Costa… Rica la Piña!

La semana pasada estuvimos visitando la comunidad de Santa Fe en el cantón fronterizo de los Chiles, Alajuela, Costa Rica. La visita forma parte de las labores que la Universidad de Costa Rica por medio del Proyecto de Kioscos Ambientales realiza a las comunidades con el fin de apoyar y poner a su disposición herramientas para la organización y lucha contra problemáticas Socio-Ambientales.
Los Chiles tiene un inquilino desde hace unos años que no se ha portado nada bien. Es un inquilino matón que contamina los ríos y mantos acuíferos, destruye bosques, despojando de las tierras a sus vecinos, explotandolos laboralmente y al final de mes lo que paga no alcanza para arreglar sus desastres. Este inquilino molesto es la Piña y aunque pareciera que con todos los problemas que da lo más sencillo sería expulsarla de la zona sin embargo sus raíces han penetrado en lo más profundo de las instituciones públicas y se aferran a seguir nutriéndose de los beneficios que obtienen de estas.
Algo de historia…
La piña está presente en Costa Rica desde la época colonial pero fue hasta finales de los años 70´s y principios de los 80´s que empezó a cultivarse en un sistema de monocultivos de la mano de Pineapple Development Company (PINDECO) subsidiaria de Del Monte (Berrocal, Quijandría, Pratt, 1997). Las primeras plantaciones se establecieron en la Zona Sur y comenzaron una expansión hacia la regiones del Caribe y Huetar Norte (Maglianesi, 2013).

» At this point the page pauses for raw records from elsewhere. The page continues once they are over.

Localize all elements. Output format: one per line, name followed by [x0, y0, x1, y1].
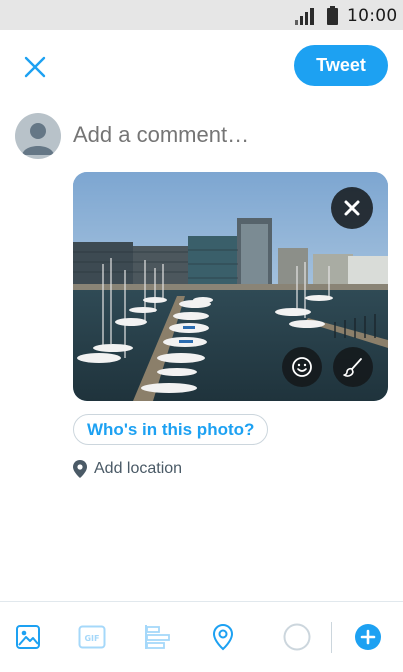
poll-button[interactable]	[143, 622, 173, 652]
status-bar: 10:00	[0, 0, 403, 30]
tag-people-button[interactable]: Who's in this photo?	[73, 414, 269, 445]
add-thread-button[interactable]	[353, 622, 383, 652]
add-location-button[interactable]: Add location	[73, 458, 182, 480]
svg-text:GIF: GIF	[84, 634, 99, 643]
add-thread-icon	[355, 624, 381, 650]
poll-icon	[145, 625, 170, 649]
location-pin-icon	[73, 460, 87, 478]
add-sticker-button[interactable]	[282, 347, 322, 387]
avatar	[15, 113, 61, 159]
add-location-label: Add location	[94, 460, 183, 477]
smiley-icon	[292, 357, 312, 377]
toolbar-divider	[331, 622, 332, 653]
remove-photo-button[interactable]	[331, 187, 373, 229]
signal-icon	[295, 8, 314, 25]
location-icon	[212, 623, 234, 651]
gif-icon: GIF	[78, 625, 106, 649]
character-counter-ring	[283, 623, 311, 651]
status-time: 10:00	[347, 6, 398, 26]
compose-toolbar: GIF	[0, 601, 403, 672]
edit-photo-button[interactable]	[333, 347, 373, 387]
battery-icon	[327, 6, 338, 25]
close-icon	[24, 56, 46, 78]
gif-button[interactable]: GIF	[77, 622, 107, 652]
gallery-button[interactable]	[13, 622, 43, 652]
character-counter	[281, 621, 313, 653]
default-avatar-icon	[22, 123, 54, 155]
tweet-button[interactable]: Tweet	[294, 45, 388, 86]
comment-input[interactable]	[73, 118, 373, 152]
close-button[interactable]	[18, 50, 52, 84]
gallery-icon	[16, 625, 40, 649]
location-button[interactable]	[208, 622, 238, 652]
close-icon	[344, 200, 360, 216]
paintbrush-icon	[343, 358, 362, 377]
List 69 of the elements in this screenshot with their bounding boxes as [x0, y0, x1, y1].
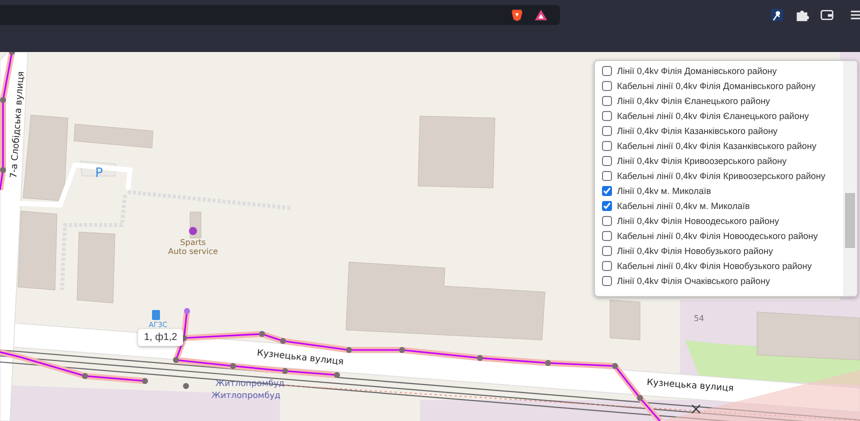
place-label: P [95, 166, 103, 181]
layer-checkbox[interactable] [602, 156, 612, 166]
layer-item[interactable]: Кабельні лінії 0,4kv Філія Доманівського району [602, 78, 843, 93]
layer-item[interactable]: Кабельні лінії 0,4kv Філія Кривоозерського району [602, 168, 843, 183]
layer-item[interactable]: Лінії 0,4kv Філія Єланецького району [602, 93, 843, 108]
pole-marker [230, 363, 236, 369]
layer-item[interactable]: Лінії 0,4kv Філія Новобузького району [602, 243, 843, 258]
layer-checkbox[interactable] [602, 80, 612, 90]
menu-icon[interactable] [850, 8, 860, 22]
puzzle-icon[interactable] [795, 8, 809, 22]
layer-item[interactable]: Лінії 0,4kv м. Миколаїв [602, 183, 843, 198]
layer-checkbox[interactable] [602, 96, 612, 106]
pole-marker [637, 395, 643, 401]
place-label: 54 [694, 314, 704, 323]
layer-item[interactable]: Лінії 0,4kv Філія Новоодеського району [602, 213, 843, 228]
place-label: Auto service [168, 247, 218, 256]
street-label: 7-а Слобідська вулиця [9, 71, 27, 179]
pole-marker [184, 308, 190, 314]
layer-item[interactable]: Кабельні лінії 0,4kv Філія Новобузького району [602, 258, 843, 273]
layer-checkbox[interactable] [602, 186, 612, 196]
layer-checkbox[interactable] [602, 126, 612, 136]
layer-checkbox[interactable] [602, 170, 612, 180]
place-label: Sparts [180, 238, 206, 247]
pole-marker [173, 357, 179, 363]
triangle-icon[interactable] [534, 8, 548, 22]
pole-marker [334, 372, 340, 378]
layer-item[interactable]: Лінії 0,4kv Філія Доманівського району [602, 63, 843, 78]
pole-marker [259, 331, 265, 337]
cross-icon [691, 404, 701, 414]
layer-item[interactable]: Кабельні лінії 0,4kv Філія Казанківського району [602, 138, 843, 153]
wallet-icon[interactable] [820, 8, 834, 22]
layer-checkbox[interactable] [602, 66, 612, 76]
street-label: Кузнецька вулиця [646, 378, 734, 394]
pole-marker [346, 347, 352, 353]
layer-item[interactable]: Лінії 0,4kv Філія Кривоозерського району [602, 153, 843, 168]
layer-item[interactable]: Лінії 0,4kv Філія Казанківського району [602, 123, 843, 138]
pole-marker [280, 338, 286, 344]
layer-checkbox[interactable] [602, 230, 612, 240]
place-label: Житлопромбуд [216, 379, 284, 389]
layer-checkbox[interactable] [602, 216, 612, 226]
building [610, 300, 640, 340]
layer-checkbox[interactable] [602, 140, 612, 150]
pole-marker [545, 360, 551, 366]
scrollbar[interactable] [843, 61, 857, 296]
street-label: Кузнецька вулиця [256, 348, 344, 368]
pole-marker [183, 383, 189, 389]
pole-marker [9, 52, 15, 55]
building [76, 232, 116, 304]
pole-marker [82, 373, 88, 379]
map-tooltip: 1, ф1,2 [138, 329, 184, 346]
layer-item[interactable]: Лінії 0,4kv Філія Очаківського району [602, 273, 843, 288]
pole-marker [0, 167, 6, 173]
place-label: Житлопромбуд [212, 391, 280, 401]
layer-checkbox[interactable] [602, 200, 612, 210]
pole-marker [0, 97, 6, 103]
profile-icon[interactable] [770, 8, 784, 22]
scrollbar-thumb[interactable] [845, 193, 855, 248]
pole-marker [612, 363, 618, 369]
layer-item[interactable]: Кабельні лінії 0,4kv м. Миколаїв [602, 198, 843, 213]
layer-item[interactable]: Кабельні лінії 0,4kv Філія Новоодеського району [602, 228, 843, 243]
layer-item[interactable]: Кабельні лінії 0,4kv Філія Єланецького району [602, 108, 843, 123]
pole-marker [477, 355, 483, 361]
layer-checkbox[interactable] [602, 246, 612, 256]
layer-checkbox[interactable] [602, 260, 612, 270]
pole-marker [399, 347, 405, 353]
pole-marker [142, 378, 148, 384]
pole-marker [282, 368, 288, 374]
layer-checkbox[interactable] [602, 110, 612, 120]
layer-checkbox[interactable] [602, 276, 612, 286]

Actualmente según la Cámara Nacional de Productores y Exportadores de Piña (CANAPEP) en el país se producen alrededor de 43 mil ha. de piña distribuidas en todo el territorio y con la participación de más de 40 empresas dentro de las que podemos mencionar PINDECO, Exportaciones Norteñas SA, Agroindustrial Bananera del Caribe, S.A. Piña Frut S.A Entre Otras. Este es un dato que curiosamente difiere de las 60 mil ha estimadas por parte de otras organizaciones que luchan contra la expansión Piñera y tiene mucho sentido pues confiar en los datos de CANAPEP sería como pedirle al diablo una oración para ganar la salvación. Es decir, los datos que ellos proporcionan sólo buscan su beneficio y evitar cualquier especulación sobre áreas cultivadas de piña sin los permisos correspondientes.
En mi opinión
La pregunta es, ¿Qué gana el país con la producción de piña?
¡Pues realmente poco! Pérdida de flora y fauna porque para producir piña se tienen que eliminar la cobertura boscosa destruyendo corredores biológicos y el hábitat de cientos de especies, además los suelos quedan expuestos, lo que significa mayor erosión sin olvidar la cantidad de químicos que son arrastrados por las lluvias hasta caer en quebradas o ríos contaminando fuentes para el consumo humano, actividades recreativas y la misma función biológica de estas aguas.
Ahora si nos vamos al factor humano, por ahí dicen que somos el país más feliz del mundo y además somos el principal productor y exportador de piña. ¿Será que existe una relación entre la felicidad que tenemos y la producción de Piña? Bueno en todo caso no me creo la primera y la segunda me asusta y si de algo estoy seguro es que las condiciones a las que se enfrentan los trabajadores de las piñas son bastantes crueles como para asumir que son muy felices. Trabajar más de 8 horas al día, bajo el sol sin ninguna protección, con cultivos que están llenos de químicos (porque además somos el número 1 en uso de agroquímicos a nivel mundial), sin seguro y menos si él trabajador es indocumentado y ganando un sueldo que ronda los 10 dólares al día no es un motivo para saltar de alegría.
Y ante todas estas situaciones, ¿Qué están haciendo las instituciones correspondientes? Es claro que en esta ecuación entran muchas variables. Primero, los gobiernos locales que son las entidades más cercanas a las áreas de producción son ineficientes pues en la mayoría de los casos no tienen herramientas como planes reguladores que permitan un ordenamiento del espacio correcto y en equilibro. En segundo lugar tenemos a SETENA que es el órgano que emite los permisos de viabilidad ambiental y por último el Gobierno, que por medio de sus ministerios a veces parece que está del lado de los Piñeros argumentando que son parte fundamental del desarrollo del país y dejando desprotegidos a nuestros agricultores, trabajadores y por su puesto a nuestro medio ambiente (Del que tanto rajan en la publicidad del ICT en Londres). Y claro, cuando se venga una crisis internacional y no podamos garantizar nuestra seguridad alimentaria nos vamos a mantener comiendo Banano, Piña, Naranja y oliendo ornamentales… porque de eso si podemos presumir que tenemos mucho.